Israel Returns Bodies of Jerusalem Synagogue Terrorists

Government considered not releasing the bodies as deterrent, but threat of High Court petition persuaded Netanyahu to release the bodies for burial.

Emil Salman

Over a month after the terrorist attack on the Kehilat Bnei Torah synagogue in Jerusalem’s Har Nof neighborhood, Prime Minister Benjamin Netanyahu has agreed to release the bodies of the two Palestinian perpetrators to their families for burial. The two terrorists, Ghassan and Oday Abu Jamal, cousins from the East Jerusalem neighborhood of Jabal Mukaber, were buried there early Thursday morning, with over 200 people participating in the funerals.

The cousins murdered five people – four worshippers and a Druze policeman who responded to the attack – in a bloody attack on the synagogue on November 18, and were killed by police who responded to the massacre.

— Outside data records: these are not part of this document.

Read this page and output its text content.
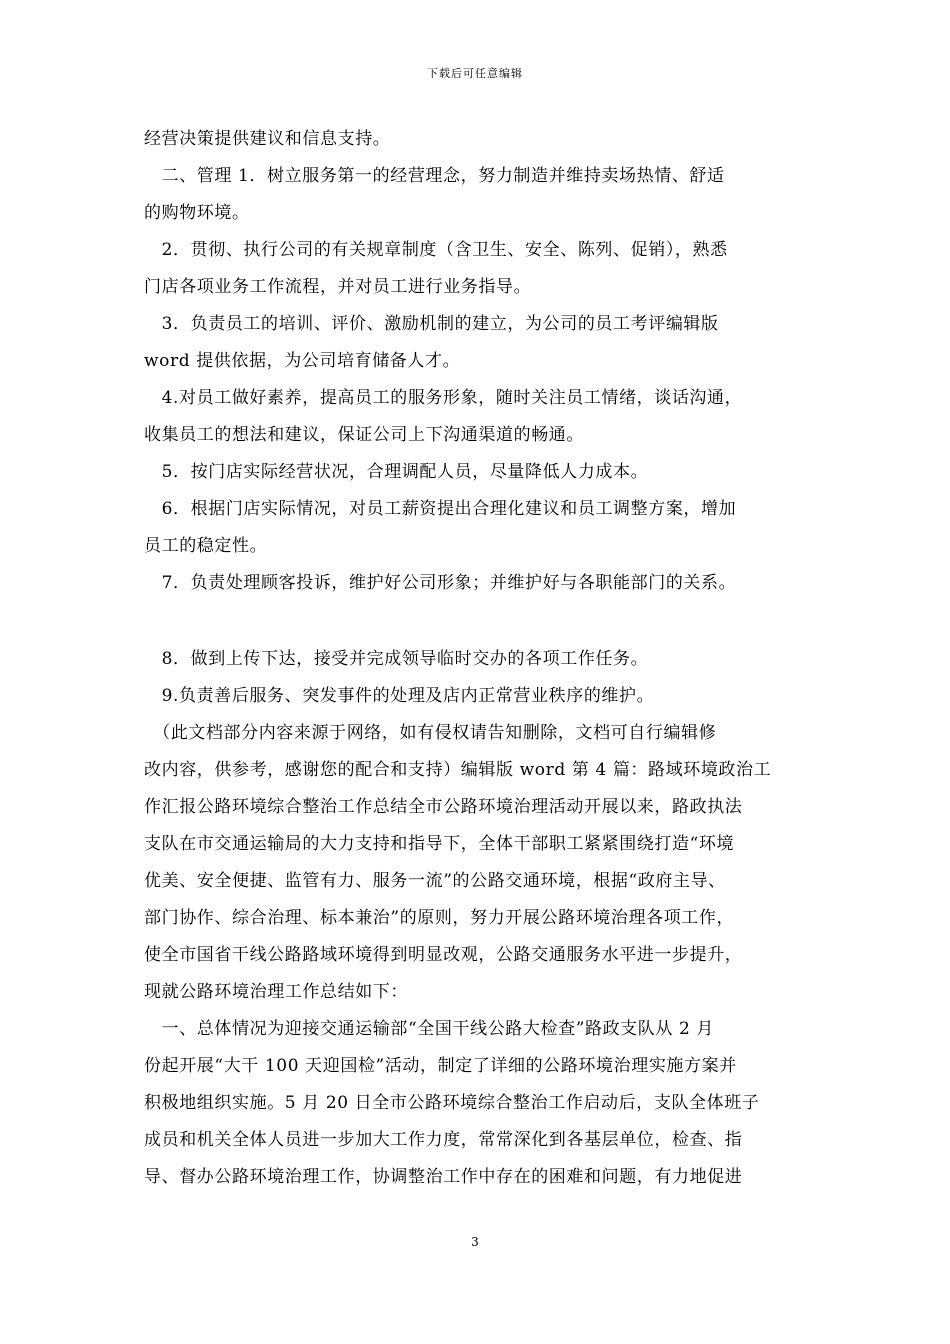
下载后可任意编辑
经营决策提供建议和信息支持。
　二、管理 1．树立服务第一的经营理念，努力制造并维持卖场热情、舒适
的购物环境。
　2．贯彻、执行公司的有关规章制度（含卫生、安全、陈列、促销），熟悉
门店各项业务工作流程，并对员工进行业务指导。
　3．负责员工的培训、评价、激励机制的建立，为公司的员工考评编辑版
word 提供依据，为公司培育储备人才。
　4.对员工做好素养，提高员工的服务形象，随时关注员工情绪，谈话沟通，
收集员工的想法和建议，保证公司上下沟通渠道的畅通。
　5．按门店实际经营状况，合理调配人员，尽量降低人力成本。
　6．根据门店实际情况，对员工薪资提出合理化建议和员工调整方案，增加
员工的稳定性。
　7．负责处理顾客投诉，维护好公司形象；并维护好与各职能部门的关系。
　8．做到上传下达，接受并完成领导临时交办的各项工作任务。
　9.负责善后服务、突发事件的处理及店内正常营业秩序的维护。
　（此文档部分内容来源于网络，如有侵权请告知删除，文档可自行编辑修
改内容，供参考，感谢您的配合和支持）编辑版 word 第 4 篇：路域环境政治工
作汇报公路环境综合整治工作总结全市公路环境治理活动开展以来，路政执法
支队在市交通运输局的大力支持和指导下，全体干部职工紧紧围绕打造“环境
优美、安全便捷、监管有力、服务一流”的公路交通环境，根据“政府主导、
部门协作、综合治理、标本兼治”的原则，努力开展公路环境治理各项工作，
使全市国省干线公路路域环境得到明显改观，公路交通服务水平进一步提升，
现就公路环境治理工作总结如下：
　一、总体情况为迎接交通运输部“全国干线公路大检查”路政支队从 2 月
份起开展“大干 100 天迎国检”活动，制定了详细的公路环境治理实施方案并
积极地组织实施。5 月 20 日全市公路环境综合整治工作启动后，支队全体班子
成员和机关全体人员进一步加大工作力度，常常深化到各基层单位，检查、指
导、督办公路环境治理工作，协调整治工作中存在的困难和问题，有力地促进
3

After completing the investigation of the incident, the police informed the families that in an exceptional decision the state was considering not releasing the bodies for burial, or to bury them without the presence of the family. The family said it was told that the reason was to deter future terrorists. This was the first time the government has decided not to release bodies as a means of deterrence.

Israel Police’s legal advisor, Shaul Gordon, wrote to Muhammad Mahmoud, the lawyer for the families, saying the decision to keep the bodies and not to release them immediately after the terror attack was made because “it could be a deterring factor that could reduce the motivation to carry out [terrorist] attacks of this type.”

Mahmoud prepared a petition to the High Court of Justice and on Tuesday informed the police of it. On Thursday Mahmoud was informed that Netanyahu had decided to release the bodies to the families.

NII reinstates health insurance for terrorist’s children

On Tuesday, the National Insurance Institute said it would reinstate the health insurance of the children of Ghassan Abu Jamal. Last month the NII revoked the residency permits of the terrorist’s three children, aged two, four and six, and as a result their medical insurance was also automatically revoked. On Tuesday, a lawyer for the NII informed Hamoked: Center for the Defense of the Individual, which represents the family, in a one-sentence letter that a decision had been made “for now to reinstate the children in the matter to the health registry.”

Representatives of Hamoked said they are postponing for now the High Court petition against what they say seems to be a policy of revenge by the NII, and asked for clarifications about the children’s status.

MK Danny Danon (Likud) attacked the decision to release the bodies: “This is turning our backs on the families of those murdered and encouraging terror. We saw what happened recently when brutal terrorists turn into heroes and their funeral processions become enlistment marches for the next generation of terrorists.”